LIDAR/PHOTOREALISTIC GEOSPATIAL REFERENCE SYSTEM FOR AN INVESTIGATION OF THE BIOCOMPLEXITY OF EXTREME ENVIRONMENTS, MICKEY HOT SPRINGS, ALVORD DESERT, SOUTHEASTERN OREGON

Study of microbial and environmental interdependence within Mickey Hot Springs, located in the Alvord Desert of southeastern Oregon, requires a high-resolution geospatial network to characterize and correlate variations in microbial diversity, the physical and chemical conditions of hot spring vents, and structural control of the hydrogeologic system. Existing topographic maps, digital orthophotoquads, and digital elevation models do not provide adequate resolution and a spatial framework was developed using ground-based LIDAR coupled with photographic imaging of the hot spring surface morphology. We employed a Riegl Z360 reflectorless laser scanner and acquired over 50 million sub-centimeter accuracy XYZ points along with intensities and RGB. Spatial control was global, provided by dual frequency Leica GPS receivers linked by FM radio.

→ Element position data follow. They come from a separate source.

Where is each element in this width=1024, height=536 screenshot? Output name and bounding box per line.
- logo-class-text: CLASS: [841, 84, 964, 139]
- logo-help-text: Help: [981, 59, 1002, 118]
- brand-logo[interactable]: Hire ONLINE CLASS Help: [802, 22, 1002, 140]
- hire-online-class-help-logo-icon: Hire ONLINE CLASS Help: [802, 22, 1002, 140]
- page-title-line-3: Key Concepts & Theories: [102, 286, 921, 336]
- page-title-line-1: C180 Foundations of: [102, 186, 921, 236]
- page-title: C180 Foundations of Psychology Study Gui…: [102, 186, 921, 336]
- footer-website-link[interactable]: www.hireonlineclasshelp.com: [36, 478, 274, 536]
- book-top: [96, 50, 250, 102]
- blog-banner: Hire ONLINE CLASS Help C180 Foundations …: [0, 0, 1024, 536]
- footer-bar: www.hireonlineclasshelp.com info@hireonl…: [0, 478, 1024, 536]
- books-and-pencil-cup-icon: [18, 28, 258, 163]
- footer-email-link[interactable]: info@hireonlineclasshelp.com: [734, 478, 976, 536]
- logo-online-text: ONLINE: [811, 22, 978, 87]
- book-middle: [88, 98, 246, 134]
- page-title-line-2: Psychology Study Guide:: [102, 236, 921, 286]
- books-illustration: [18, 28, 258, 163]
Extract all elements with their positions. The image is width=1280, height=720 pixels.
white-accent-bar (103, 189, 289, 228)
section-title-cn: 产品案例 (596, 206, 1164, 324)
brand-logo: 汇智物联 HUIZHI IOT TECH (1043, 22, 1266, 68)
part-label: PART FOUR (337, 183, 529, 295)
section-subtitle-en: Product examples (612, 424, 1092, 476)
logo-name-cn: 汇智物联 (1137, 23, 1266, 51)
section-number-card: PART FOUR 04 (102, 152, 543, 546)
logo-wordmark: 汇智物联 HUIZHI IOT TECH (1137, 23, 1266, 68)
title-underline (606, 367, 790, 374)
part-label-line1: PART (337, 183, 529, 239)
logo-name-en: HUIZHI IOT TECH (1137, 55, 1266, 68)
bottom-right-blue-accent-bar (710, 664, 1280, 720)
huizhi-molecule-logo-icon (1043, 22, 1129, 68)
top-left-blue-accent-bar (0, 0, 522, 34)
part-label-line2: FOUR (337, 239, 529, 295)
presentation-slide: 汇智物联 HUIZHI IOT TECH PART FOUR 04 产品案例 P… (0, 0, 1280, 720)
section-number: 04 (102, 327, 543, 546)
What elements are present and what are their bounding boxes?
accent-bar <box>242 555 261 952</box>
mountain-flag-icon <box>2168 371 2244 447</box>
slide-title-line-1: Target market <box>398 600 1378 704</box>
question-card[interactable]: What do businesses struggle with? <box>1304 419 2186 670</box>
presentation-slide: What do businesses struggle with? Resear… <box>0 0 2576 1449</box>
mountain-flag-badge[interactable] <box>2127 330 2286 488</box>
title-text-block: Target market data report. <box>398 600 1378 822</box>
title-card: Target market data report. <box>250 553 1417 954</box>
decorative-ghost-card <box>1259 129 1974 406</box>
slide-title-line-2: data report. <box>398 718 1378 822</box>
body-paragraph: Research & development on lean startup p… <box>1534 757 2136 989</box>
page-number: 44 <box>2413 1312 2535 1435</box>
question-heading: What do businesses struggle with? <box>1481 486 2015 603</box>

Surface morphology alone did not provide sufficient control on the nature of the substratum, and the area was digitally imaged using a Canon D60 digital camera (3000x2000 pixels per image). The digital photographs were transformed to conform to the high-resolution DEM using a Helmert minimization algorithm and tied to the surface morphology by GPS surveyed control points. This technology provides the means to capture detailed field relations in 3D for spatial registration, surface characterization, and archival preservation of critical field relations. Possibly more importantly, photorealistic imaging allows subsequent analysis and interpretation of field relations in the visualization laboratory without loss of spatial resolution.